Puis vint l’été, et chaque samedi après-midi, on montait en auto et l’on allait passer le week-end à Saint Hyacinthe, auprès de la maman toujours plus affectueusement bonne et du papa souriant et jovial. À la famille Normand, se joignaient alors Alice et Ovila, jaloux de jouir le plus possible de la présence de la petite sœur aimée. Au commencement de septembre, Étienne obtint un congé de trois semaines, à la grande joie d’Alberte que les visites trop courtes de chaque semaine au bon Maska ne pouvaient plus satisfaire. Elle voulait avoir le spectacle de la vie laborieuse qui avait été son lot jadis, elle voulait revoir l’usine en activité, revivre quelques jours sa vie d’autrefois, elle voulait surtout faire reprendre contact avec cette bonne vie de labeur et de mérites à son mari.

Au cours d’une de ses conférences, Étienne avait abordé certains aspects de la question ouvrière.
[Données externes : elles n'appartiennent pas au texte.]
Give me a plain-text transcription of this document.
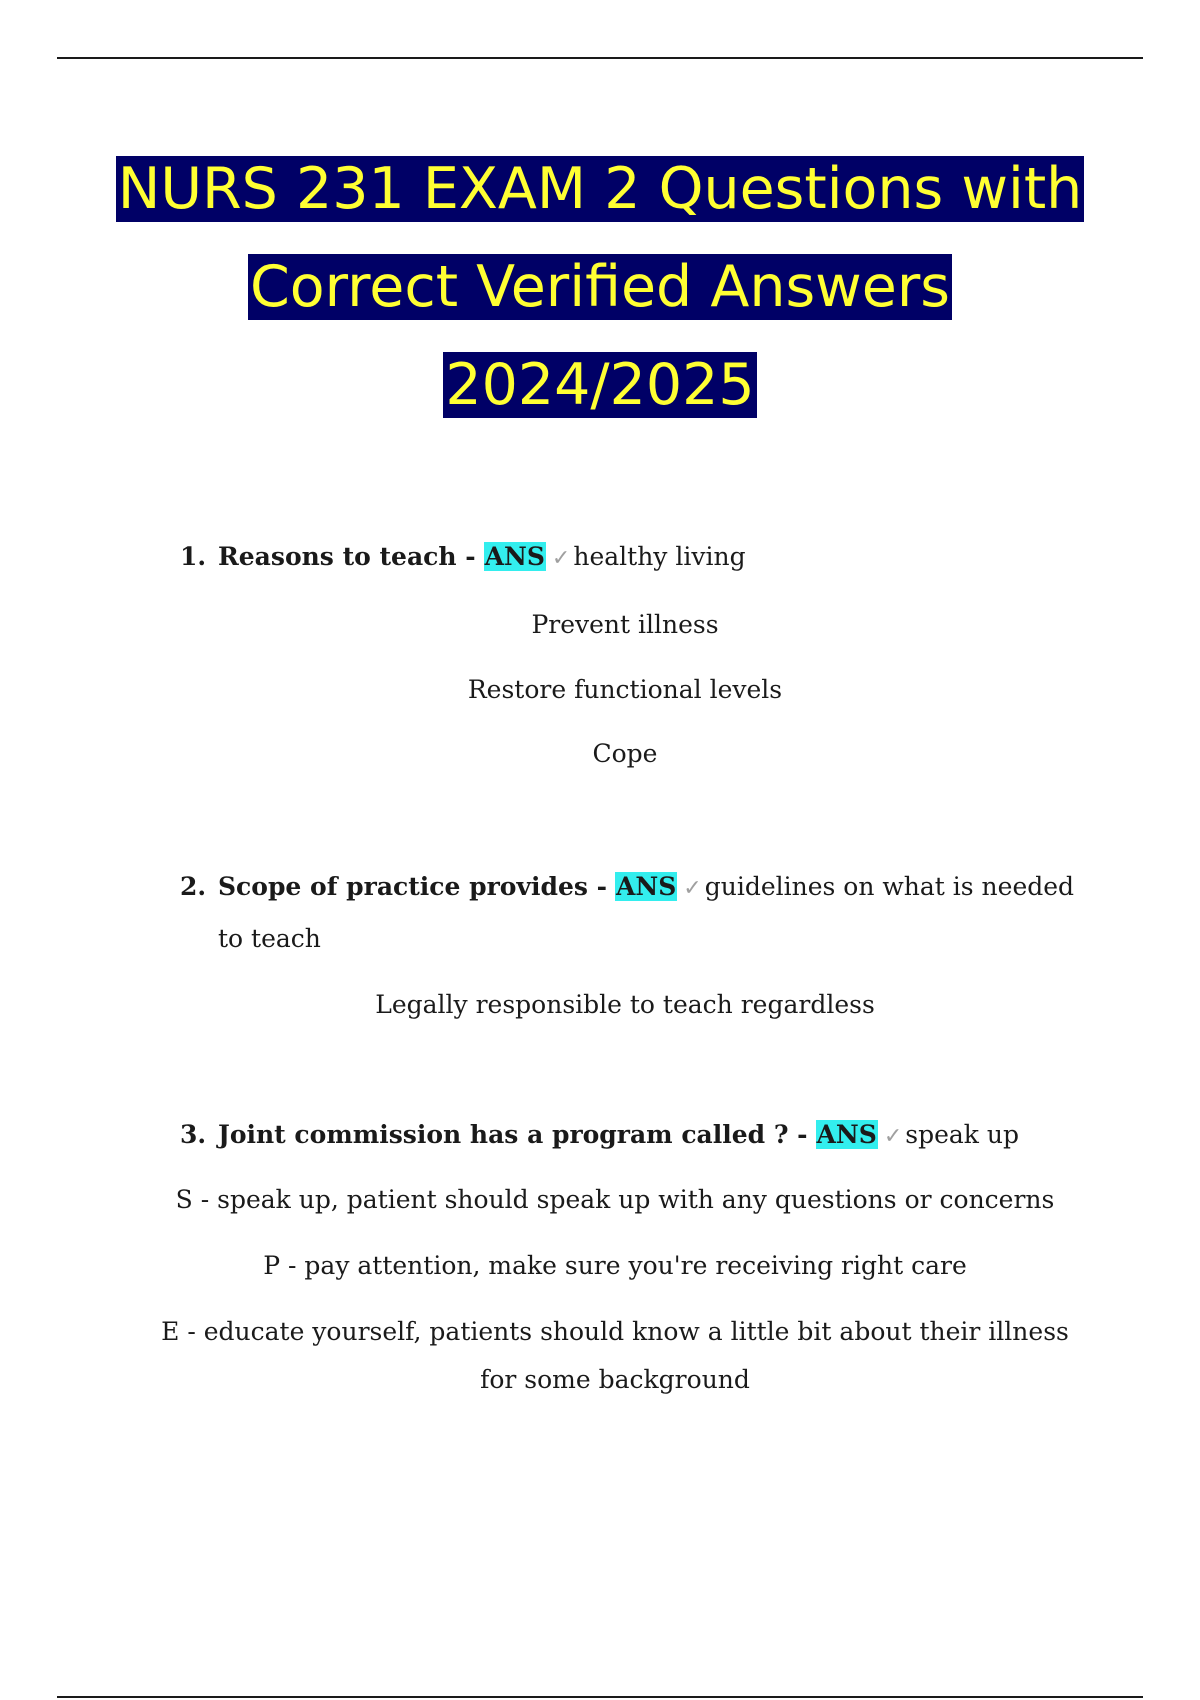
NURS 231 EXAM 2 Questions with
Correct Verified Answers
2024/2025
1. Reasons to teach - ANS ✓ healthy living
Prevent illness
Restore functional levels
Cope
2. Scope of practice provides - ANS ✓ guidelines on what is needed to teach
Legally responsible to teach regardless
3. Joint commission has a program called ? - ANS ✓ speak up
S - speak up, patient should speak up with any questions or concerns
P - pay attention, make sure you're receiving right care
E - educate yourself, patients should know a little bit about their illness for some background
Avec une bonne foi et un courage dont elle avait reconnu le mérite, il avait tenté de démontrer la justesse de certaines des revendications des humbles, il avait exposé leurs griefs, suggéré certains remèdes ; mais ses connaissances sur le sujet étaient toutes livresques, il manquait de cette connaissance pratique qui devrait être l’apanage de tout sociologue et qui fait la force des perturbateurs de l’ordre social.

Alberte avait bien compris que son mari faisait fausse route. Elle qui avait vécu de longues années au milieu des humbles, avait partagé leurs privations, arrêté bien souvent l’envie de germer dans les cœurs par une bonne parole affectueuse et un sourire, elle comprenait que ce n’est pas par de vains discours que l’on peut apporter un adoucissement aux misères de ceux qui gémissent sous le faix de la vie. Elle n’avait pas voulu en faire la remarque à son mari, aurait-il compris d’ailleurs ? Ne se serait-il pas récrié si elle avait tenté de lui faire comprendre que toutes ces belles paroles qu’il allait débiter seraient comme la fumée qu’emporte le vent, que les quelques centaines d’indifférents qui applaudiraient à ses envolées sublimes retourneraient chez eux avec l’impression d’avoir entendu une jolie pièce de littérature ; mais que pas un cœur ulcéré n’en serait consolé…

Durant ces trois semaines, les visites d’Alberte à l’usine furent presque quotidiennes. Elle y avait rencontré toutes ses ouvrières d’autrefois, charmées de la retrouver si bien elle-même, bonne, douce et affectueuse pour toutes. Sa bonne fortune, loin d’exciter leur jalousie semblait faire leur orgueil parce que le peuple sait comprendre la vérité des sentiments que l’on a pour lui, il sait discerner ce qui est faux de ce qui est vrai et s’il est rempli de mépris pour le parvenu affichant avec morgue sa fortune nouvellement conquise, il a une admiration sincère pour ceux qui, étant montés par la force de leurs mérites, n’oublient pas l’humilité de leur origine, se font un point d’honneur de n’en point rougir.

À chacune de ces visites, Étienne accompagnait Alberte et ne pouvait se défendre d’un sentiment d’admiration pour elle. Comme elle comprenait bien l’âme du peuple cette belle enfant qui n’avait puisé ses connaissances que dans le grand livre de la vie !


CHAPITRE XIX

LA FLAMME QUI RÉCHAUFFE.


On était maintenant en plein hiver et la débordante activité d’Étienne trouvait amplement à s’occuper. Plus que jamais, il était recherché comme conférencier et, non satisfait de cet apostolat, il s’était mis à la tête d’un mouvement syndicaliste ouvrier catholique, faisait partie du conseil général de la « Ligue pour la Défense des Minorités » et enfin avait accepté la charge de critique littéraire à la revue publiée par « L’Action Canadienne ».

C’est dire que cette pauvre Alberte avait été forcément négligée. La douce intimité des premiers mois de mariage avait fait place à une vie fébrile, ardue et pressée. Étienne passait maintenant la majeure partie de ses soirées au dehors, il n’apparaissait à la maison qu’aux heures des repas et encore, était-il toujours empressé de repartir, ses moments ne lui appartenant plus.

Loin de se plaindre, Alberte souriait à son mari lorsqu’il lui revenait et quand il avait une soirée à lui consacrer, elle se faisait si aimante, elle semblait si heureuse et le lui disait avec une si franche naïveté que le brave garçon en était au comble de l’ivresse.